Two predictors are highly correlated with each other (that is, they have a correlation coefficient close to +1 or -1). In this case, knowing the value of one of the variables tells you a lot about the value of the other variable. Hence, they are providing similar information.

A linear combination of predictors is highly correlated with another linear combination of predictors. In this case, knowing the value of the first group of predictors tells you a lot about the value of the second group of predictors. Hence, they are providing similar information.

The dummy variable trap is a special case of multicollinearity. Suppose you have quarterly data and use four dummy variables, \(d_1,d_2,d_3\) and \(d_4\). Then \(d_4=1-d_1-d_2-d_3\), so there is perfect correlation between \(d_4\) and \(d_1+d_2+d_3\).

TODO: I have changed this below - change back if not improved

The dummy variable trap is a special case of multicollinearity, referred to as perfect multicollinearity. Suppose you have quarterly data and use four dummy variables, \(d_1,~d_2,~d_3\) and \(d_4\). Then \(d_1+d_2+d_3+d_4=1\) and therefore there is perfect correlation between the column of ones representing the constant and the linear combination, in this case the sum, of the dummies.

In the case of perfect correlation (i.e., a correlation of +1 or -1, such as in the dummy variable trap), it is not possible to estimate the regression model. If there is high correlation (close to but not equal to +1 or -1), then the estimation of the regression coefficients is computationally difficult. In fact, some software (notably Microsoft Excel) may give highly inaccurate estimates of the coefficients. Most reputable statistical software will use algorithms to limit the effect of multicollinearity on the coefficient estimates, but you do need to be careful. The major software packages such as R, SPSS, SAS and Stata all use estimation algorithms to avoid the problem as much as possible.

The uncertainty associated with individual regression coefficients will be large. This is because they are difficult to estimate. Consequently, statistical tests (e.g., t-tests) on regression coefficients are unreliable. (In forecasting we are rarely interested in such tests.) Also, it will not be possible to make accurate statements about the contribution of each separate predictor to the forecast.

Forecasts will be unreliable if the values of the future predictors are outside the range of the historical values of the predictors. For example, suppose you have fitted a regression model with predictors \(x_1\) and \(x_2\) which are highly correlated with each other, and suppose that the values of \(x_1\) in the fitting data ranged between 0 and 100. Then forecasts based on \(x_1>100\) or \(x_1<0\) will be unreliable.
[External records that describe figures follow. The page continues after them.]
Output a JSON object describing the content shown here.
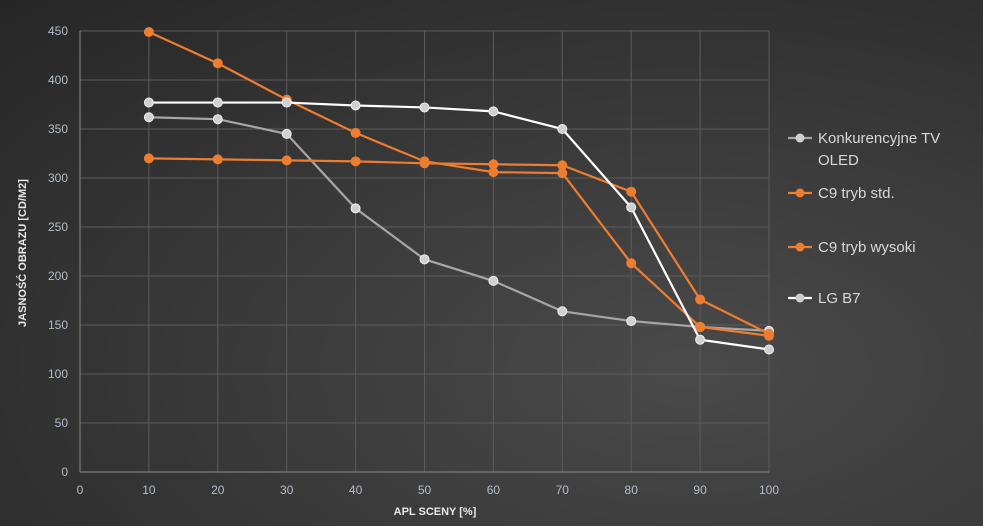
{
  "chart_data": {
    "type": "line",
    "title": "",
    "xlabel": "APL SCENY [%]",
    "ylabel": "JASNOŚĆ OBRAZU [CD/M2]",
    "xlim": [
      0,
      100
    ],
    "ylim": [
      0,
      450
    ],
    "x_ticks": [
      0,
      10,
      20,
      30,
      40,
      50,
      60,
      70,
      80,
      90,
      100
    ],
    "y_ticks": [
      0,
      50,
      100,
      150,
      200,
      250,
      300,
      350,
      400,
      450
    ],
    "grid": true,
    "legend_position": "right",
    "x": [
      10,
      20,
      30,
      40,
      50,
      60,
      70,
      80,
      90,
      100
    ],
    "series": [
      {
        "name": "Konkurencyjne TV OLED",
        "legend_lines": [
          "Konkurencyjne TV",
          "OLED"
        ],
        "color": "#a6a6a6",
        "marker": "#d0d0d0",
        "values": [
          362,
          360,
          345,
          269,
          217,
          195,
          164,
          154,
          148,
          144
        ]
      },
      {
        "name": "C9 tryb std.",
        "legend_lines": [
          "C9 tryb std."
        ],
        "color": "#ed7d31",
        "marker": "#ed7d31",
        "values": [
          320,
          319,
          318,
          317,
          315,
          314,
          313,
          286,
          176,
          141
        ]
      },
      {
        "name": "C9 tryb wysoki",
        "legend_lines": [
          "C9 tryb wysoki"
        ],
        "color": "#ed7d31",
        "marker": "#ed7d31",
        "values": [
          449,
          417,
          380,
          346,
          317,
          306,
          305,
          213,
          148,
          139
        ]
      },
      {
        "name": "LG B7",
        "legend_lines": [
          "LG B7"
        ],
        "color": "#ffffff",
        "marker": "#d0d0d0",
        "values": [
          377,
          377,
          377,
          374,
          372,
          368,
          350,
          270,
          135,
          125
        ]
      }
    ]
  }
}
It is always a little dangerous when future values of the predictors lie much outside the historical range, but it is especially problematic when multicollinearity is present.

Note that if you are using good statistical software, if you are not interested in the specific contributions of each predictor, and if the future values of your predictor variables are within their historical ranges, there is nothing to worry about — multicollinearity is not a problem.